Being away from blogging, makes me itch with anxiousness. It’s not like I have an addiction or anything, but if I’m away too long I get stressed that I won’t get caught up with everything that’s going on in Blogland.
But truth be told, there have just been more important things going on around these neck of the woods lately. For one, I’m still trying to put together our new home. Little by little, it’s coming together. It frustrates me that it’s not complete, but I have to remember to be patient.
B started his third year of med school, which entails working 12+ hours at the hospital 5-6 days a week! Can I get an omigawd! I’m actually handling it a lot better than I thought I would. And I thank therapy for that. If it weren’t for everything I’ve learned in the lasts several months, I’m not sure I’d be able to handle this life change so gracefully and calmly.

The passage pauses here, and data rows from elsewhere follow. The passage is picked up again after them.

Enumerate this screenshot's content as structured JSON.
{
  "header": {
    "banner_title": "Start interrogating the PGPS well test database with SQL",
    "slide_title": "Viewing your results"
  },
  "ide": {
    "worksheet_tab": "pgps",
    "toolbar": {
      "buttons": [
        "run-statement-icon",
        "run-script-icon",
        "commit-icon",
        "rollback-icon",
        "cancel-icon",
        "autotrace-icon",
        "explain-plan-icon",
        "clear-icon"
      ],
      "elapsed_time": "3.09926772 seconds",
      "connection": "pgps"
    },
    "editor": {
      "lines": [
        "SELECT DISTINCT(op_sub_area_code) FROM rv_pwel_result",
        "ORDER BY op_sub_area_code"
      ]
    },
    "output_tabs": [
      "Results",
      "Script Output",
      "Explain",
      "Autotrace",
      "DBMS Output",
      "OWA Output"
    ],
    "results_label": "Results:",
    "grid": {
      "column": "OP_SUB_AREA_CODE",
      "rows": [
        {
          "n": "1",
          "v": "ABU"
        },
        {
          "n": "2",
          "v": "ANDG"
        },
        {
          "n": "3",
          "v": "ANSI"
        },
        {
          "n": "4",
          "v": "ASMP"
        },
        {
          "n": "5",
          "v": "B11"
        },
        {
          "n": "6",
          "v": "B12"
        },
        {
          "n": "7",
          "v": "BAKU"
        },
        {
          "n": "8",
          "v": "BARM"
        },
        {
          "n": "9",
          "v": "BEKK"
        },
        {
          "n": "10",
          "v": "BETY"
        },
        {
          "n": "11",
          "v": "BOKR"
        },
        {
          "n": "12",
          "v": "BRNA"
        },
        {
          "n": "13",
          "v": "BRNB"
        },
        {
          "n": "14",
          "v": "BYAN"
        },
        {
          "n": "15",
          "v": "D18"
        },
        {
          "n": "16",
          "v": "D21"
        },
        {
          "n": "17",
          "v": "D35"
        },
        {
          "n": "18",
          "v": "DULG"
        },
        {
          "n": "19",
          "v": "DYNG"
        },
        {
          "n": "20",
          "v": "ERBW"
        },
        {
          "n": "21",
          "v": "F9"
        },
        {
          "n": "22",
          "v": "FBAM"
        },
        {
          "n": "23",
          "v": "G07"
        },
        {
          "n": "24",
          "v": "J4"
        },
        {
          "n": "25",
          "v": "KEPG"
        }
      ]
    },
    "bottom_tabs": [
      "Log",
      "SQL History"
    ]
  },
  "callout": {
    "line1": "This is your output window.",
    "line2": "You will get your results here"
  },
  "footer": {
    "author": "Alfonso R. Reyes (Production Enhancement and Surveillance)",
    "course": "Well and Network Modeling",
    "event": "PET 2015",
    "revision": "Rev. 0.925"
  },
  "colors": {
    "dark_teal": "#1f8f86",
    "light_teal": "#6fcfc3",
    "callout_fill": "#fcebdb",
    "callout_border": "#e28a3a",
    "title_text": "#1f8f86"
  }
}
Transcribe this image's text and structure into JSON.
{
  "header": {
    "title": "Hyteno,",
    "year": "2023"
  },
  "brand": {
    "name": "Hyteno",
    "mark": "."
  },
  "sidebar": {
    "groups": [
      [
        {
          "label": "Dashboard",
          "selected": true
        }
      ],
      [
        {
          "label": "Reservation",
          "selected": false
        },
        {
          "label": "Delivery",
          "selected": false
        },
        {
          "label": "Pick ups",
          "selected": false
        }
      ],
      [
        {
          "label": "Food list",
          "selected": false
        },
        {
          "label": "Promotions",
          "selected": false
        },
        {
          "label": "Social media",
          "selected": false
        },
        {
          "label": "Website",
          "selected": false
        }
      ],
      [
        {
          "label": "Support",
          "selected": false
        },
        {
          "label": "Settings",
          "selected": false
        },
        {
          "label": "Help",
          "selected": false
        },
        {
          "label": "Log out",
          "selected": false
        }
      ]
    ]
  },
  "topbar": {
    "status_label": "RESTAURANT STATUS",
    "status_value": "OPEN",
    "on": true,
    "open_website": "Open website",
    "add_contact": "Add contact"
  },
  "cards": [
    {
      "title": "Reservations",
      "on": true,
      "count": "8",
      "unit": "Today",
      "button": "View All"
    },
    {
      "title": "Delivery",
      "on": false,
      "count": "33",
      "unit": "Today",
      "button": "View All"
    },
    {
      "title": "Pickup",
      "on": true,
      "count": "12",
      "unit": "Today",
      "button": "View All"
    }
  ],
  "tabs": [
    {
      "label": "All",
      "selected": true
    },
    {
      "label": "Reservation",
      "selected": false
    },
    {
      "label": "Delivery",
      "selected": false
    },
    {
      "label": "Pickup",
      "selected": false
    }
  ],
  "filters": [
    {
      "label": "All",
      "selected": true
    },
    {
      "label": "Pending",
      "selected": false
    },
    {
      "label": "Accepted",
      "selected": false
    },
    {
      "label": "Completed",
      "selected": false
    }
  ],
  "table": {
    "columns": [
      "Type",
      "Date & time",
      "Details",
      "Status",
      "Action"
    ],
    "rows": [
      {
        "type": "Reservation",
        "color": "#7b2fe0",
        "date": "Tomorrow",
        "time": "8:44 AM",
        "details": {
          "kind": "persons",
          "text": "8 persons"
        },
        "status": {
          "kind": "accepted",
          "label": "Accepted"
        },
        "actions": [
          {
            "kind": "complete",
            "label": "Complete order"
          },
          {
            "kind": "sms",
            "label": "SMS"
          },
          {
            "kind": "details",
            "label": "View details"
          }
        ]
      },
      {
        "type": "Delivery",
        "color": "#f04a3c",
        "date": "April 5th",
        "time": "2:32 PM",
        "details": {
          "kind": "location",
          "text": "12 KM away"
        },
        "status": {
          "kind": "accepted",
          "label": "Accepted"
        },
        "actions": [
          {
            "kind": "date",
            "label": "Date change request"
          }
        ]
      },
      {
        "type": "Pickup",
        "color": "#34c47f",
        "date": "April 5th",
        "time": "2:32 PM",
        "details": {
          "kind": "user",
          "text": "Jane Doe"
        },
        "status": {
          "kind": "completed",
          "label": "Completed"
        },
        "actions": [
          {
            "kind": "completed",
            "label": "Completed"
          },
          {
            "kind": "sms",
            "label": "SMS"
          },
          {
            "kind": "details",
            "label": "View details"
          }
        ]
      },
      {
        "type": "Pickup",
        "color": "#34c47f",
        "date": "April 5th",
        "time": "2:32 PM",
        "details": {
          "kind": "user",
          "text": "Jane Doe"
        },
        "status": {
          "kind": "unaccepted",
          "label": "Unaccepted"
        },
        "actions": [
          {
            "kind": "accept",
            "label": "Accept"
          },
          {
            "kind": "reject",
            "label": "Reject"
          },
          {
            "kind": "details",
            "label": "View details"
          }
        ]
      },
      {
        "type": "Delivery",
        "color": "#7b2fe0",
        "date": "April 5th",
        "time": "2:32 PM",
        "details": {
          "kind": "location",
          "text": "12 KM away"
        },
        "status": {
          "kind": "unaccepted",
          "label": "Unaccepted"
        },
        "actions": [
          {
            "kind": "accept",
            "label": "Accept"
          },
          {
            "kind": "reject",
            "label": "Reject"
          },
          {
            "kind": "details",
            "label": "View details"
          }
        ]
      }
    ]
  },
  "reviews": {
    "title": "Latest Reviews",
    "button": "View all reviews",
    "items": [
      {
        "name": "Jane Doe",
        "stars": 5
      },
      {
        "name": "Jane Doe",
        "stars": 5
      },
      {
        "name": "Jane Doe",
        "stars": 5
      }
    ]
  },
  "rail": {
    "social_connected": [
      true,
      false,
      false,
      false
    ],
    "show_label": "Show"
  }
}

& of course, the single-most important event currently going on in my life, is that my mama started chemotherapy for breast cancer yesterday. It makes end tables, lamps, and hanging picture frames seem so petty and unimportant. Because the truth of the matter is, nothing else is more important right now. At nearly 8 o’clock Monday night, Emmy & I hopped in the car to surprise my mom with Godiva dark chocolate truffles, a musical card, and a breast cancer awareness bead for her Pandora bracelet.
With everything that’s been going on, there’s so much going through my mind. So much I want to write, document, & share. But for now, there’s a precious angel baby waking up from her nap. & I know that when I open her door, she’ll be greeting me with her gorgeous gummy smile. & I’ll have to scoop down and pick up my heart that just melted all over the carpeted floor.